A group of Canadian banks and pension funds extended their C$3.73 billion ($3.74 billion) offer for TMX Group Inc. (X) until April 30, the sixth delay as it pursues regulatory approvals for its plan to buy the country’s main equities and derivatives markets.
The takeover by Maple Group Acquisition Corp. requires approval from Canada’s Competition Bureau and provincial regulators. Maple is also in talks to extend its Oct. 30 takeover accord with the Toronto Stock Exchange owner because it doesn’t expect the deal to be done by an April 30 deadline.
“Given the current status of regulatory approvals, it is apparent that the offer will not be completed by April 30,” said Maple, whose 13 members include Canadian Imperial Bank of Commerce, Canada Pension Plan Investment Board and Manulife Financial Corp. (MFC)
Quebec’s financial markets authority said March 15 that it intends to approve the proposed takeover. The Ontario Securities Commission will publish draft terms and conditions for a 30-day public comment period before making a final decision, Maple said March 15. The Competition Bureau said Nov. 29 that it had “serious concerns” about the plan.
Maple, which first proposed to buy TMX in May, proposes to buy between 70 percent and 80 percent of TMX shares in a tender offer. The group ultimately intends to buy 100 percent of TMX and integrate it with the Canadian Depository for Securities Ltd. clearinghouse and Alpha Group, a bank-owned alternative trading venue that competes with TMX.

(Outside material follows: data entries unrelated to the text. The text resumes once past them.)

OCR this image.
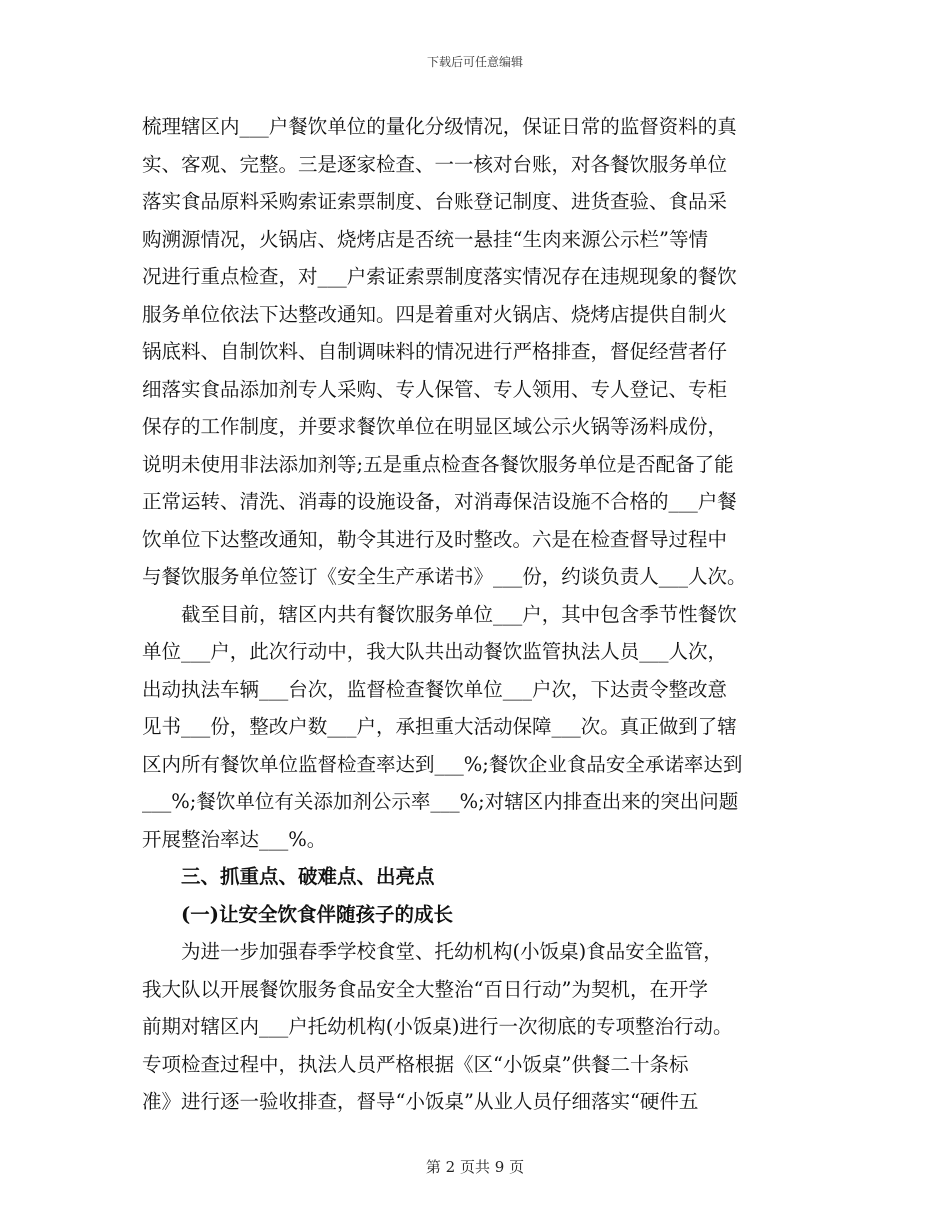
下载后可任意编辑
梳理辖区内___户餐饮单位的量化分级情况，保证日常的监督资料的真
实、客观、完整。三是逐家检查、一一核对台账，对各餐饮服务单位
落实食品原料采购索证索票制度、台账登记制度、进货查验、食品采
购溯源情况，火锅店、烧烤店是否统一悬挂“生肉来源公示栏”等情
况进行重点检查，对___户索证索票制度落实情况存在违规现象的餐饮
服务单位依法下达整改通知。四是着重对火锅店、烧烤店提供自制火
锅底料、自制饮料、自制调味料的情况进行严格排查，督促经营者仔
细落实食品添加剂专人采购、专人保管、专人领用、专人登记、专柜
保存的工作制度，并要求餐饮单位在明显区域公示火锅等汤料成份，
说明未使用非法添加剂等;五是重点检查各餐饮服务单位是否配备了能
正常运转、清洗、消毒的设施设备，对消毒保洁设施不合格的___户餐
饮单位下达整改通知，勒令其进行及时整改。六是在检查督导过程中
与餐饮服务单位签订《安全生产承诺书》___份，约谈负责人___人次。
截至目前，辖区内共有餐饮服务单位___户，其中包含季节性餐饮
单位___户，此次行动中，我大队共出动餐饮监管执法人员___人次，
出动执法车辆___台次，监督检查餐饮单位___户次，下达责令整改意
见书___份，整改户数___户，承担重大活动保障___次。真正做到了辖
区内所有餐饮单位监督检查率达到___%;餐饮企业食品安全承诺率达到
___%;餐饮单位有关添加剂公示率___%;对辖区内排查出来的突出问题
开展整治率达___%。
三、抓重点、破难点、出亮点
(一)让安全饮食伴随孩子的成长
为进一步加强春季学校食堂、托幼机构(小饭桌)食品安全监管，
我大队以开展餐饮服务食品安全大整治“百日行动”为契机，在开学
前期对辖区内___户托幼机构(小饭桌)进行一次彻底的专项整治行动。
专项检查过程中，执法人员严格根据《区“小饭桌”供餐二十条标
准》进行逐一验收排查，督导“小饭桌”从业人员仔细落实“硬件五
第 2 页共 9 页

Maple is in “active negotiations” with Alpha and CDS on price and terms and hasn’t reached an agreement, the group said. Maple said it will review progress of discussions with regulators and Alpha, CDS and their owners in in the next month in considering extending its October agreement with TMX.
“It is Maple’s current intention to further extend the offer on or before April 30” if Maple is satisfied with progress of talks with regulators, Alpha and CDS, the group said. “However, there can be no assurance at this time that the offer will be further extended.”